The main disadvantage of randomized dungeons is that it feels less like a
truly contiguous world. Rather than looking at the lush scenery, I find myself
fixated on the little inset map, almost as if I’m still playing the original
DOS version of
Rogue. Overall, these segments feel serial in nature, as you complete each
floor of the dungeon one by one.
Random dungeons do provide opportunities to build up your character statistics,
which is especially fun for stat-minded players. As an incentive to get more
play out of each floor, various challenges are listed. Some challenges require
you to conquer the dungeon in a specific form or fight with only a certain item
The combat is a cross between Zelda and Phantasy
Star Online. After locking onto an opponent, Max and Monica can slash, shoot,
charge and block. Even though Ocarina of Time‘s combat is simpler in
comparison, the timing was more readily apparent. Dark Cloud 2 has smaller
windows of opportunity to fit in a block, and the varying damage by enemies
means you can be quickly caught by surprise for an unexpected death.
Max and Monica each have alternate forms, bringing the total number of playable
characters to four. The Ridepod, Max’s robotic ride, is my favorite form and
really livens up the combat. The experience points earned while in the Ridepod
go directly towards buying upgrades, from heavy blasting artillery and caterpillar
treads to dual katanas. Monica has the ability to turn into selected enemy characters.
Amusingly, while in this form, she can talk to other creatures of the same species.
It seems like monsters have much to complain about – as well they should, because
they keep getting robbed and beaten up.
In each new chapter of the game, you’ll find an area that has been beaten
down into an empty plain.
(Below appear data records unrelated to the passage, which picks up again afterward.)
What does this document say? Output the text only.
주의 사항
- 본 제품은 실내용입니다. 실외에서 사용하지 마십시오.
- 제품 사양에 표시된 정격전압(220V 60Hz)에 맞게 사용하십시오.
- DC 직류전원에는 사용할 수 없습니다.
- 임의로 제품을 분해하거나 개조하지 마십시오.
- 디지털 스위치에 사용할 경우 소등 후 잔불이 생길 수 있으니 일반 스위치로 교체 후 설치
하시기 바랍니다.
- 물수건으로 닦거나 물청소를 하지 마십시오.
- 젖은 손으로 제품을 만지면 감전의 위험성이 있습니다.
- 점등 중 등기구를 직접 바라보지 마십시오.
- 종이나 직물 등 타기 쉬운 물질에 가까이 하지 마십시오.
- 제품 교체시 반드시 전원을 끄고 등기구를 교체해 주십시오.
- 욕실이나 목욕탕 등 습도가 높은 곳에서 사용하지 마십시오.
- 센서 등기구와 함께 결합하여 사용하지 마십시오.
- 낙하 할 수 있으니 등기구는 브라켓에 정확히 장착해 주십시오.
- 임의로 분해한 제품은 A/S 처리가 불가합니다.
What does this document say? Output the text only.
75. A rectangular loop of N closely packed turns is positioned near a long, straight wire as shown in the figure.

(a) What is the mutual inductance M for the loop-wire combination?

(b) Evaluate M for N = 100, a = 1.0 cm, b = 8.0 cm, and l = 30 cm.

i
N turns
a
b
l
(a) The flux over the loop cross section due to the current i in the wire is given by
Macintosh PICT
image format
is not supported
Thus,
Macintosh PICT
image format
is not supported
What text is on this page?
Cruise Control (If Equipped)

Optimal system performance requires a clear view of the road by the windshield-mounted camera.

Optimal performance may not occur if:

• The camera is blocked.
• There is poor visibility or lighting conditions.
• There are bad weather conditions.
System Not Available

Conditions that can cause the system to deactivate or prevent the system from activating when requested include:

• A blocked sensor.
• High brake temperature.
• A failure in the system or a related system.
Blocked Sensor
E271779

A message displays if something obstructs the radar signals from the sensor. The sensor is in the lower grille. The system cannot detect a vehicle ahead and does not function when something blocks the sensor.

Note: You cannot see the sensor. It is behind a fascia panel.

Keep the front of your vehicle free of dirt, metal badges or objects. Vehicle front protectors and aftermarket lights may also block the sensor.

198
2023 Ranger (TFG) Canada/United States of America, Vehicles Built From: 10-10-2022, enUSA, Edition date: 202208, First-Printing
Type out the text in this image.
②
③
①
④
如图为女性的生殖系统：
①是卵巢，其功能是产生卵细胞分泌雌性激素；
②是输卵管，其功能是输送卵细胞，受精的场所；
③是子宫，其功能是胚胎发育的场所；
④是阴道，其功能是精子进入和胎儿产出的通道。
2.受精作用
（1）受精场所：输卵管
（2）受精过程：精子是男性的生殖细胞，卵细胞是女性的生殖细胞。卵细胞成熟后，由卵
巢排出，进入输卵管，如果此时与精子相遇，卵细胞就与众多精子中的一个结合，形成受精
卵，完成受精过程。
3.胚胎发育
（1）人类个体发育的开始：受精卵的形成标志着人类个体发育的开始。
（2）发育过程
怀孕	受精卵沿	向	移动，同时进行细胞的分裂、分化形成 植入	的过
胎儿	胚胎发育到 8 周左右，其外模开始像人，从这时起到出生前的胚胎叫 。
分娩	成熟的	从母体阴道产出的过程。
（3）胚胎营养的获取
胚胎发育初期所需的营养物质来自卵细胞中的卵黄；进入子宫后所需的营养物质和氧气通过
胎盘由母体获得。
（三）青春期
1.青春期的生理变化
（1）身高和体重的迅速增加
The origin point has been erased, and you must recreate
the point by constructing a town that fits certain criteria. Building instructions
for these towns can be found scattered within the dungeons, locked within Geostones.
The Georama town constructing system feels more fleshed out and more open-ended
than in the original.
open-ended addition is the Photography Invention system. Max is given a camera
that lets him “collect” an item by taking a photograph of it. After you’ve collected
a big list of photos, you put three of them together to create the blueprints
for an invention. There are hints dropped throughout the game on what three
items to put together in order to come up with something.
Despite the expansive list of special items to create, I wish the three items
that make an invention actually had more logical real-world thought behind them.
Coming up with an invention wholly on your own is almost utterly random. The
game helps out a bit – if you can get at least two of the three correct, some
clues will be provided on the third part. It’s a cool game idea, but it’s a
bit too restricted to really play correctly.
At the very least, running around and taking photos forces you notice the impressive
attention to detail. In one shop, I found a Dali-esque melting clock, drooping
atop a cabinet. Dark Cloud 2‘s cel-shaded style paints a very pretty
picture; it’s a solid look filled with detail and color. The consistent style
pushes the pleasant storybook atmosphere of the game.
While the music is rich and filled with emotional touches, it gets repetitive.
The voices are well cast, but the writing behind the dialogue varies. For example,
one character has a long drawl to everything he says; it’s overdone and adds
little to his character.
Once the game finally gets up to speed, it devolves into cycles of fighting
simply to earn gold, which is used to buy building pieces for towns. The town
parts are constructed to trigger events in the future that lead into boss battles,
and thus leading towards more dungeons to explore.
Again, Dark Cloud 2 is very serial in nature. It’s a game you can pick
up and play for a few hours, stomping though a few dungeon floors, trying to
solve a problem or two, but after a while it meanders towards repetition. In
truth, the game is filled with innumerable challenges, likable characters and
a high production value. But beneath the surface, the lightweight story and
characters combined with the almost rigidly episodic game flow still hold it
back. It’s a marked improvement, but the standards have gone up as well.